Dans ce film les personnages semblent être prisonniers de leur nature maléfique, c’était déjà le cas dans Western, parce que quand on regarde le film on a l’impression que dans le fond ils ne veulent pas être ces personnes méchantes mais ils sont prisonniers de cette nature maléfique, est ce que tu es quelqu’un de fataliste ?
La seconde nature peut se comprendre sur plusieurs degrés et je suis quelqu’un d’assez spirituel, donc il y a des choses que je pense connaitre, il y a des choses que j’assume et il y a un message que j’essaie d’envoyer dans mes films. Dans western on a ce gamin qui se dédouble mais il n’est pas assumé, parce que à la fin il regrette. Pourtant dans ITD tous les personnages ont une double nature. Il y a ceux comme dans Western qui refusent d’assumer et il y a ceux qui ont accepté qui ils sont et qui décident de vivre avec ça. J’aimerai laisser les gens se faire leur propre idée mais à mon niveau je dirai qu’en tant qu’êtres humains nous ne sommes pas un, nous sommes deux. Nous vivons dans le monde physique et nous vivons aussi dans le monde spirituel. Mais de nos jours le monde spirituel est tellement mis en arrière au point où ce n’est pas important, certaines personnes s’occupent de leur vie physique sans penser à leur vie spirituelle, sans penser à l’après, ça ne les intéresse pas en fait. Dans ces deux films je mets ça en avant, c’est vrai sans plaquer ça sur le visage parce que j’aimerai rester assez subtil dans mes films.
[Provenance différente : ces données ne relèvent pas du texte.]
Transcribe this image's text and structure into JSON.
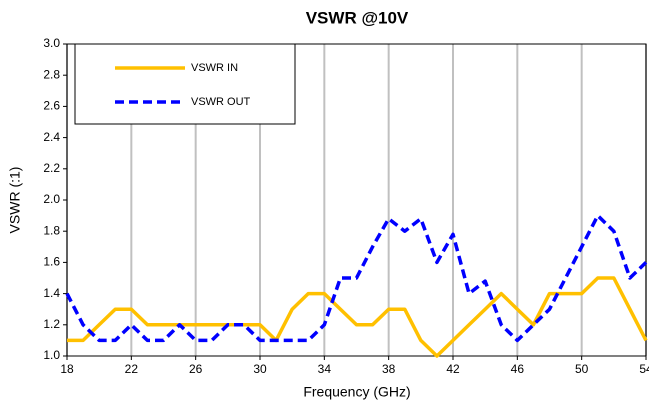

Je n’impose rien aux gens j’aimerai toujours laisser aux gens l’ouverture et la possibilité de se faire leur idée en regardant le film. Je n’appellerai pas ça le fatalisme je veux juste donner des indices je veux attirer l’attention des gens vers le côté spirituel. Owona a une vie spirituelle qu’il mène mais refuse de l’assumer parce que ça l’effraie. Dans Western c’est moins visible mais il y a un plan dans Western et c’est mon grand regret aujourd’hui en tant que réalisateur, c’est que ce plan qui était vraiment important dans le film, beaucoup de personnes ne l’ont pas compris. Ça me fait beaucoup de peine mais ça me motive aussi davantage à travailler sur mes intentions de savoir comment insister sur des choses que j’aimerai que des gens remarquent, je parle de cette partie dans Western où Kamdem récupère l’arme de son père, on a l’ombre de Western qui fait exactement la même chose mais bon… Ce n’est pas le fatalisme, j’aimerai juste attirer les gens dans mon univers.
Quelle est la suite en ce qui concerne le film, quelles sont les prochaines étapes ?
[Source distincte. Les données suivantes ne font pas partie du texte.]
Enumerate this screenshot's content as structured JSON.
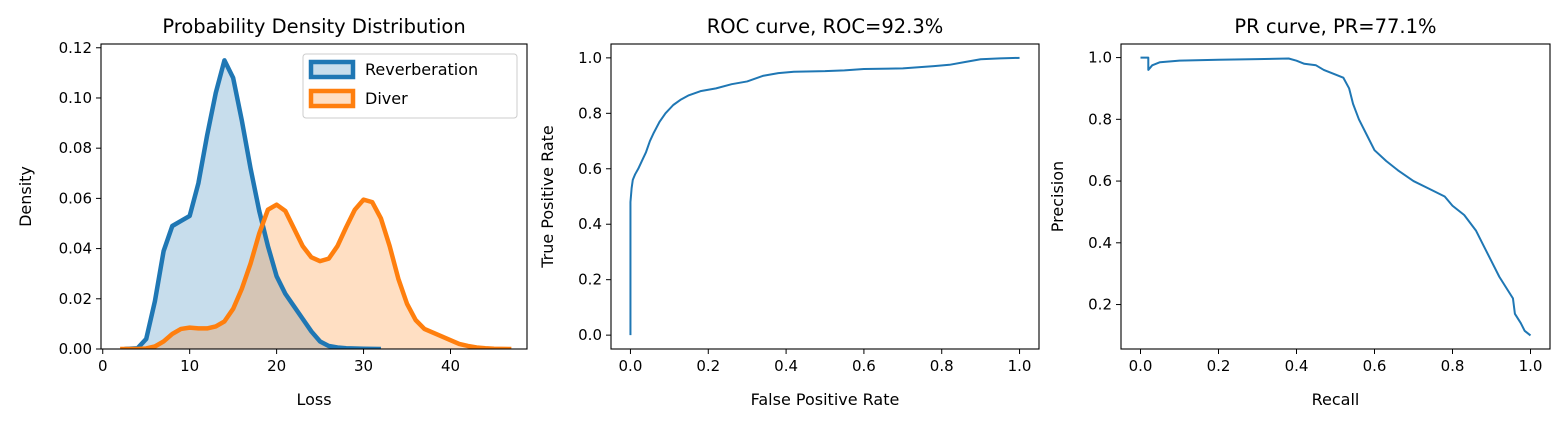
{
  "chart_data": [
    {
      "type": "area",
      "title": "Probability Density Distribution",
      "xlabel": "Loss",
      "ylabel": "Density",
      "xlim": [
        -0.2,
        48.8
      ],
      "ylim": [
        0,
        0.1215
      ],
      "xticks": [
        0,
        10,
        20,
        30,
        40
      ],
      "xtick_labels": [
        "0",
        "10",
        "20",
        "30",
        "40"
      ],
      "yticks": [
        0,
        0.02,
        0.04,
        0.06,
        0.08,
        0.1,
        0.12
      ],
      "ytick_labels": [
        "0.00",
        "0.02",
        "0.04",
        "0.06",
        "0.08",
        "0.10",
        "0.12"
      ],
      "grid": false,
      "legend_position": "upper right",
      "series": [
        {
          "name": "Reverberation",
          "color": "#1f77b4",
          "points": [
            [
              2.5,
              0
            ],
            [
              4,
              0.0003
            ],
            [
              5,
              0.004
            ],
            [
              6,
              0.019
            ],
            [
              7,
              0.039
            ],
            [
              8,
              0.049
            ],
            [
              9,
              0.051
            ],
            [
              10,
              0.053
            ],
            [
              11,
              0.066
            ],
            [
              12,
              0.085
            ],
            [
              13,
              0.102
            ],
            [
              14,
              0.115
            ],
            [
              15,
              0.108
            ],
            [
              16,
              0.091
            ],
            [
              17,
              0.072
            ],
            [
              18,
              0.055
            ],
            [
              19,
              0.041
            ],
            [
              20,
              0.029
            ],
            [
              21,
              0.022
            ],
            [
              22,
              0.017
            ],
            [
              23,
              0.012
            ],
            [
              24,
              0.007
            ],
            [
              25,
              0.003
            ],
            [
              26,
              0.0012
            ],
            [
              27,
              0.0006
            ],
            [
              28,
              0.0003
            ],
            [
              30,
              0.0001
            ],
            [
              32,
              0
            ]
          ]
        },
        {
          "name": "Diver",
          "color": "#ff7f0e",
          "points": [
            [
              2,
              0
            ],
            [
              4,
              0
            ],
            [
              5,
              0.0002
            ],
            [
              6,
              0.001
            ],
            [
              7,
              0.003
            ],
            [
              8,
              0.006
            ],
            [
              9,
              0.008
            ],
            [
              10,
              0.0085
            ],
            [
              11,
              0.0082
            ],
            [
              12,
              0.0082
            ],
            [
              13,
              0.009
            ],
            [
              14,
              0.011
            ],
            [
              15,
              0.016
            ],
            [
              16,
              0.024
            ],
            [
              17,
              0.034
            ],
            [
              18,
              0.046
            ],
            [
              19,
              0.0555
            ],
            [
              20,
              0.0575
            ],
            [
              21,
              0.055
            ],
            [
              22,
              0.048
            ],
            [
              23,
              0.041
            ],
            [
              24,
              0.0365
            ],
            [
              25,
              0.035
            ],
            [
              26,
              0.036
            ],
            [
              27,
              0.041
            ],
            [
              28,
              0.0485
            ],
            [
              29,
              0.0555
            ],
            [
              30,
              0.0595
            ],
            [
              31,
              0.0585
            ],
            [
              32,
              0.052
            ],
            [
              33,
              0.041
            ],
            [
              34,
              0.028
            ],
            [
              35,
              0.018
            ],
            [
              36,
              0.0115
            ],
            [
              37,
              0.008
            ],
            [
              38,
              0.0065
            ],
            [
              39,
              0.005
            ],
            [
              40,
              0.0035
            ],
            [
              41,
              0.002
            ],
            [
              42,
              0.0012
            ],
            [
              43,
              0.0006
            ],
            [
              44,
              0.0003
            ],
            [
              45,
              0.0001
            ],
            [
              47,
              0
            ]
          ]
        }
      ]
    },
    {
      "type": "line",
      "title": "ROC curve, ROC=92.3%",
      "xlabel": "False Positive Rate",
      "ylabel": "True Positive Rate",
      "xlim": [
        -0.05,
        1.05
      ],
      "ylim": [
        -0.05,
        1.05
      ],
      "xticks": [
        0,
        0.2,
        0.4,
        0.6,
        0.8,
        1.0
      ],
      "xtick_labels": [
        "0.0",
        "0.2",
        "0.4",
        "0.6",
        "0.8",
        "1.0"
      ],
      "yticks": [
        0,
        0.2,
        0.4,
        0.6,
        0.8,
        1.0
      ],
      "ytick_labels": [
        "0.0",
        "0.2",
        "0.4",
        "0.6",
        "0.8",
        "1.0"
      ],
      "grid": false,
      "series": [
        {
          "color": "#1f77b4",
          "points": [
            [
              0,
              0
            ],
            [
              0,
              0.48
            ],
            [
              0.003,
              0.53
            ],
            [
              0.006,
              0.56
            ],
            [
              0.012,
              0.58
            ],
            [
              0.02,
              0.6
            ],
            [
              0.03,
              0.63
            ],
            [
              0.04,
              0.66
            ],
            [
              0.05,
              0.7
            ],
            [
              0.06,
              0.73
            ],
            [
              0.075,
              0.77
            ],
            [
              0.09,
              0.8
            ],
            [
              0.11,
              0.83
            ],
            [
              0.13,
              0.85
            ],
            [
              0.15,
              0.865
            ],
            [
              0.18,
              0.88
            ],
            [
              0.22,
              0.89
            ],
            [
              0.26,
              0.905
            ],
            [
              0.3,
              0.915
            ],
            [
              0.34,
              0.935
            ],
            [
              0.38,
              0.945
            ],
            [
              0.42,
              0.95
            ],
            [
              0.5,
              0.952
            ],
            [
              0.55,
              0.955
            ],
            [
              0.6,
              0.96
            ],
            [
              0.7,
              0.962
            ],
            [
              0.78,
              0.97
            ],
            [
              0.82,
              0.975
            ],
            [
              0.86,
              0.985
            ],
            [
              0.9,
              0.995
            ],
            [
              0.95,
              0.998
            ],
            [
              1.0,
              1.0
            ]
          ]
        }
      ]
    },
    {
      "type": "line",
      "title": "PR curve, PR=77.1%",
      "xlabel": "Recall",
      "ylabel": "Precision",
      "xlim": [
        -0.05,
        1.05
      ],
      "ylim": [
        0.056,
        1.044
      ],
      "xticks": [
        0,
        0.2,
        0.4,
        0.6,
        0.8,
        1.0
      ],
      "xtick_labels": [
        "0.0",
        "0.2",
        "0.4",
        "0.6",
        "0.8",
        "1.0"
      ],
      "yticks": [
        0.2,
        0.4,
        0.6,
        0.8,
        1.0
      ],
      "ytick_labels": [
        "0.2",
        "0.4",
        "0.6",
        "0.8",
        "1.0"
      ],
      "grid": false,
      "series": [
        {
          "color": "#1f77b4",
          "points": [
            [
              0,
              1.0
            ],
            [
              0.02,
              1.0
            ],
            [
              0.02,
              0.96
            ],
            [
              0.03,
              0.975
            ],
            [
              0.05,
              0.985
            ],
            [
              0.1,
              0.99
            ],
            [
              0.2,
              0.993
            ],
            [
              0.3,
              0.995
            ],
            [
              0.38,
              0.997
            ],
            [
              0.4,
              0.99
            ],
            [
              0.42,
              0.98
            ],
            [
              0.45,
              0.975
            ],
            [
              0.47,
              0.96
            ],
            [
              0.5,
              0.945
            ],
            [
              0.52,
              0.935
            ],
            [
              0.535,
              0.9
            ],
            [
              0.545,
              0.85
            ],
            [
              0.56,
              0.8
            ],
            [
              0.58,
              0.75
            ],
            [
              0.6,
              0.7
            ],
            [
              0.63,
              0.665
            ],
            [
              0.66,
              0.635
            ],
            [
              0.7,
              0.6
            ],
            [
              0.74,
              0.575
            ],
            [
              0.78,
              0.55
            ],
            [
              0.8,
              0.52
            ],
            [
              0.83,
              0.49
            ],
            [
              0.86,
              0.44
            ],
            [
              0.88,
              0.39
            ],
            [
              0.9,
              0.34
            ],
            [
              0.92,
              0.29
            ],
            [
              0.94,
              0.25
            ],
            [
              0.955,
              0.22
            ],
            [
              0.96,
              0.17
            ],
            [
              0.975,
              0.14
            ],
            [
              0.985,
              0.115
            ],
            [
              1.0,
              0.1
            ]
          ]
        }
      ]
    }
  ]
}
Le futur très proche du film c’est la projection au Goethe Institut le 5 novembre 2020 et évidement j’aimerai bien faire quelques festivals avec le film, ça permettra aussi de montrer aux autres le film et de le rendre plus accessible au plus grand nombre de personnes. J’aimerai avec ITD dire qu’en tant que cinéaste camerounais nous pouvons le faire. Il faut oser et commencer à vraiment faire du cinéma, nous pouvons le faire. Avec ITD ce n’est pas tout à fait réussi mais c’est prometteur. Ça veut dire qu’avec de la passion, la persévérance, nous pouvons changer la face du cinéma camerounais. Je ne tire pas sur les autres films camerounais mais je pense qu’il faudrait qu’on commence à faire des films qui osent, qui proposent quelque chose de particulier ou de nouveau.